Who can forget the mighty Trojans wandering into Reser Stadium in Corvallis, Oregon to face off with the Beavers in the fog back in 2004? One of the most epic games I recall from my childhood, was the Cal Bears clobbering the tuba player in the Stanford band to win in 1982. There are far too many games to list them all, and yet now with realignment, west coast fans are left wondering what is next.

With all of the conference switching, university presidents and athletic directors are now telling fans that it is money over tradition. If there is one thing that is ruining the amateurism of college athletics, it is the money pushing schools to switch allegiances for better media deals.

They are looking for their next big payday and pushing away fans in the process. Imagine, if you will, what Arizona Stadium is going to look like on a cool October night hosting UCF. You tell me, is that going to draw more fans than Arizona hosting former Pac-12 rival USC? If you answer yes, you are kidding yourself.

I personally blame all of this on two distinct entities. The first would be the University of Colorado. In 2010, the Buffs made a move that upset the college football landscape when they left the only home they had ever known in the Big 12 and joined the Pac-12. From the beginning, this move never made sense, and it set off a chain reaction that has led us to where we are today.

In response to this move, the SEC then added Texas A&M and Missouri, giving the SEC a total of 14 teams. Bigger is better, right? Since that time, realignment has never stopped. And now it has cost us the granddaddy of them all, the Rose Bowl. We will never again get to see the best of the Big Ten square off against the best of the Pac-12 on New Year's Day. As a fan that grew up in the Midwest, this SUCKS.

Personally, I grew up loving the Nebraska/Oklahoma rivalry. Some of the hardest-hitting football I have ever seen. Those days are over. Whoever thought there was a need to fix something that was not broken should be held accountable. For fans, we had a great thing going with 12-team conferences that produced division champions facing off in conference championships. Those games were financial boons for all conferences.

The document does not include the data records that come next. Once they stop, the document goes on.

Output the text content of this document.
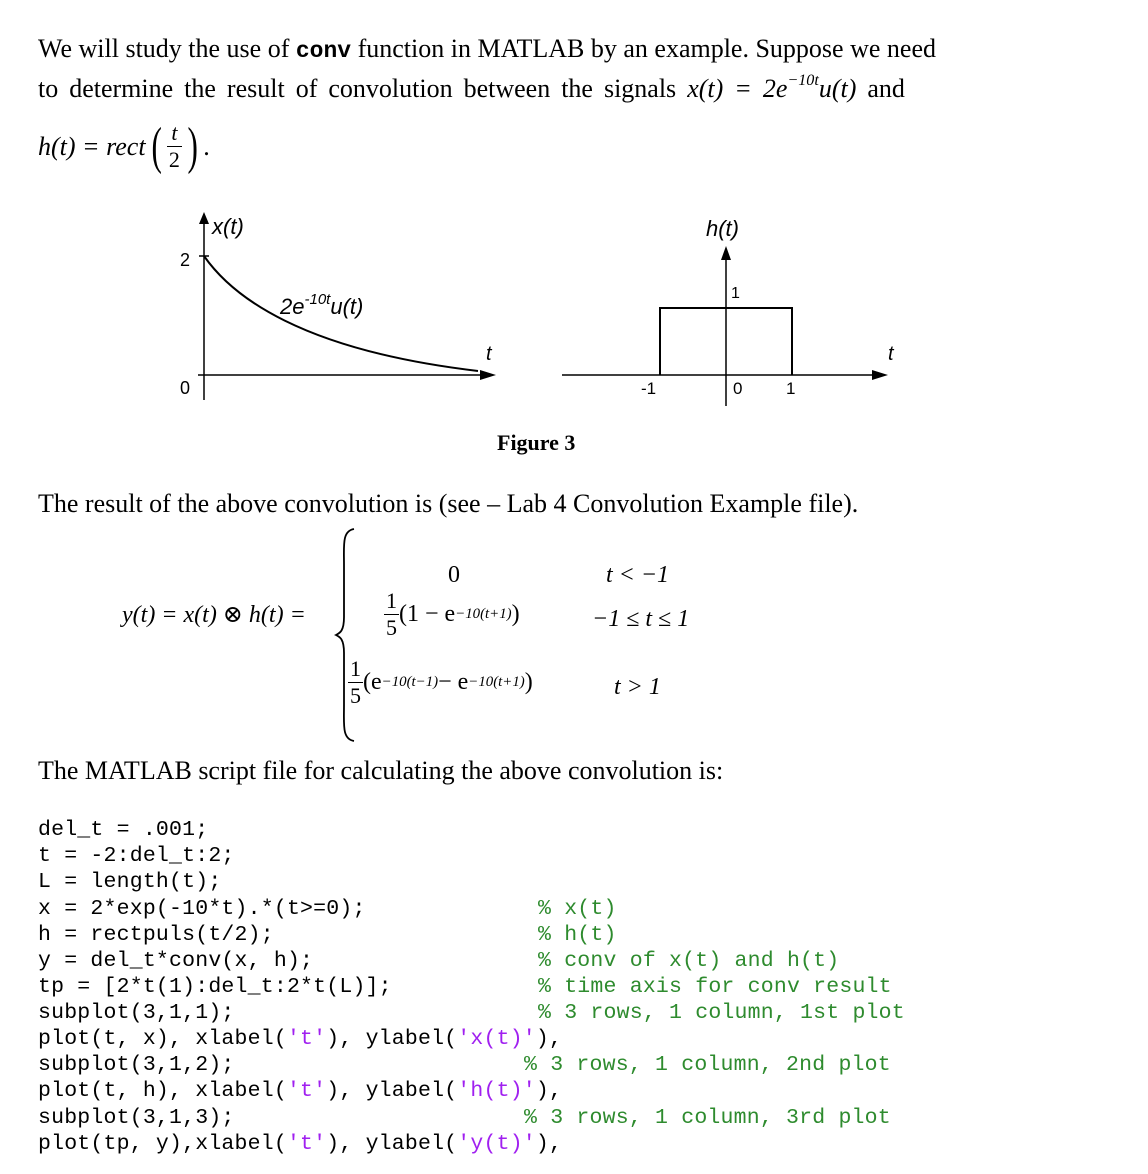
We will study the use of conv function in MATLAB by an example. Suppose we need
to determine the result of convolution between the signals $x(t) = 2e^{-10t}u(t)$ and
h(t) = rect ( $\frac{t}{2}$ ) .
x(t)
2
0
$2e^{-10t}u(t)$
t
h(t)
1
-1	0	1
t
Figure 3
The result of the above convolution is (see – Lab 4 Convolution Example file).
y(t) = x(t) ⊗ h(t) =
0	t < −1
$\frac{1}{5} (1 - e -10(t+1)$ )	−1 ≤ t ≤ 1
$\frac{1}{5} (e -10(t-1) - e -10(t+1)$ )	t > 1
The MATLAB script file for calculating the above convolution is:
del_t = .001;
t = -2:del_t:2;
L = length(t);
x = 2*exp(-10*t).*(t>=0);	% x(t)
h = rectpuls(t/2);	% h(t)
y = del_t*conv(x, h);	% conv of x(t) and h(t)
tp = [2*t(1):del_t:2*t(L)];	% time axis for conv result
subplot(3,1,1);	% 3 rows, 1 column, 1st plot
plot(t, x), xlabel('t'), ylabel('x(t)'),
subplot(3,1,2);	% 3 rows, 1 column, 2nd plot
plot(t, h), xlabel('t'), ylabel('h(t)'),
subplot(3,1,3);	% 3 rows, 1 column, 3rd plot
plot(tp, y),xlabel('t'), ylabel('y(t)'),
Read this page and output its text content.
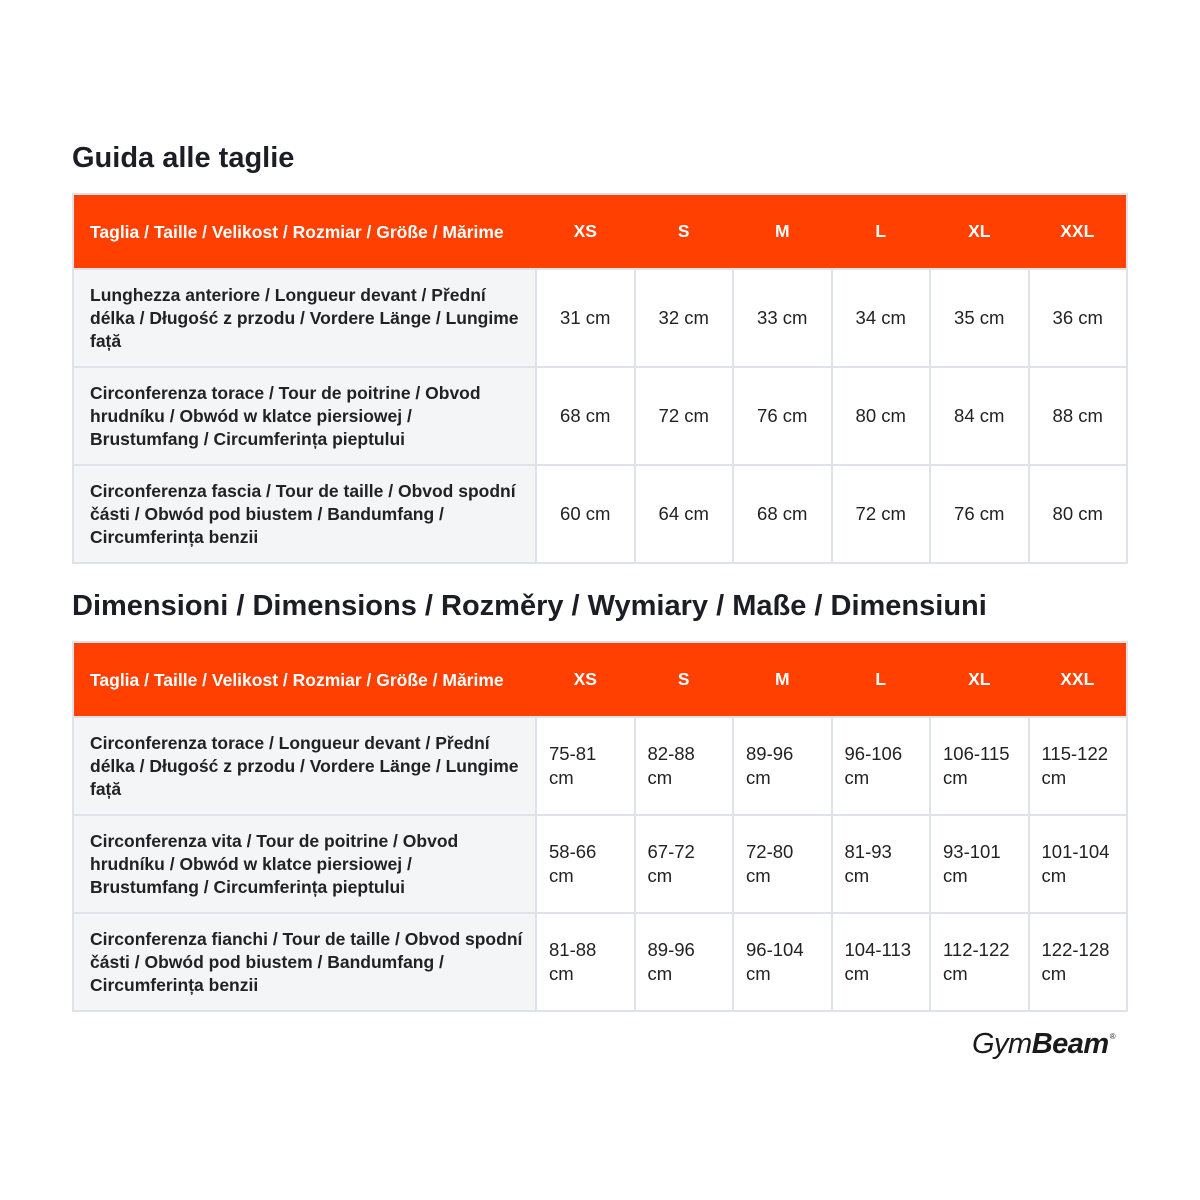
Guida alle taglie
Taglia / Taille / Velikost / Rozmiar / Größe / Mărime	XS	S	M	L	XL	XXL
Lunghezza anteriore / Longueur devant / Přední délka / Długość z przodu / Vordere Länge / Lungime față	31 cm	32 cm	33 cm	34 cm	35 cm	36 cm
Circonferenza torace / Tour de poitrine / Obvod hrudníku / Obwód w klatce piersiowej / Brustumfang / Circumferința pieptului	68 cm	72 cm	76 cm	80 cm	84 cm	88 cm
Circonferenza fascia / Tour de taille / Obvod spodní části / Obwód pod biustem / Bandumfang / Circumferința benzii	60 cm	64 cm	68 cm	72 cm	76 cm	80 cm
Dimensioni / Dimensions / Rozměry / Wymiary / Maße / Dimensiuni
Taglia / Taille / Velikost / Rozmiar / Größe / Mărime	XS	S	M	L	XL	XXL
Circonferenza torace / Longueur devant / Přední délka / Długość z przodu / Vordere Länge / Lungime față	75-81 cm	82-88 cm	89-96 cm	96-106 cm	106-115 cm	115-122 cm
Circonferenza vita / Tour de poitrine / Obvod hrudníku / Obwód w klatce piersiowej / Brustumfang / Circumferința pieptului	58-66 cm	67-72 cm	72-80 cm	81-93 cm	93-101 cm	101-104 cm
Circonferenza fianchi / Tour de taille / Obvod spodní části / Obwód pod biustem / Bandumfang / Circumferința benzii	81-88 cm	89-96 cm	96-104 cm	104-113 cm	112-122 cm	122-128 cm
GymBeam®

Surely, they did not need to be "fixed" by creating super conferences. We have seen those before and they never worked. In a short history lesson, the SEC was not always the SEC as we know it today. Most members were once part of a super conference, known as the Southern Conference, with 23 of the finest football-playing schools in the southeast, back in 1928.

And it fell apart, with 10 of those schools leaving to form what is now the SEC. I suspect that in the very near future, the financial feasibility of doing this all over again, history will repeat itself. And I hope it does. Fans need to stand up strong and tell these money-hungry buffoons that enough is enough and tell these conference commissioners that there will be no more realignment. It is destroying every tradition ever created in the sport we all so dearly love.



USC/UCLA and Stanford/Cal will both still happen. When Oregon, Washington, USC and UCLA make $70M/year instead of less than $20M, they can significantly improve everything in their athletic and academic departments. And you say “Imagine Arizona hosting UCF on an October night instead of USC.” Ok, imagine Arizona hosting Texas Tech, BYU, Utah, Arizona St., Baylor or Oklahoma St. instead of Cal or Washington St. That goes both ways for everything, so not sure what your point is there. Also, Colorado in 2010 wasn’t the first realignment move in history. Nebraska had already left for the Big Ten and Missouri and Texas A&M were already looking for a way out. They chose stability, and who can blame them? Seriously tell…


Great article. College ball is changing faster then we imagine.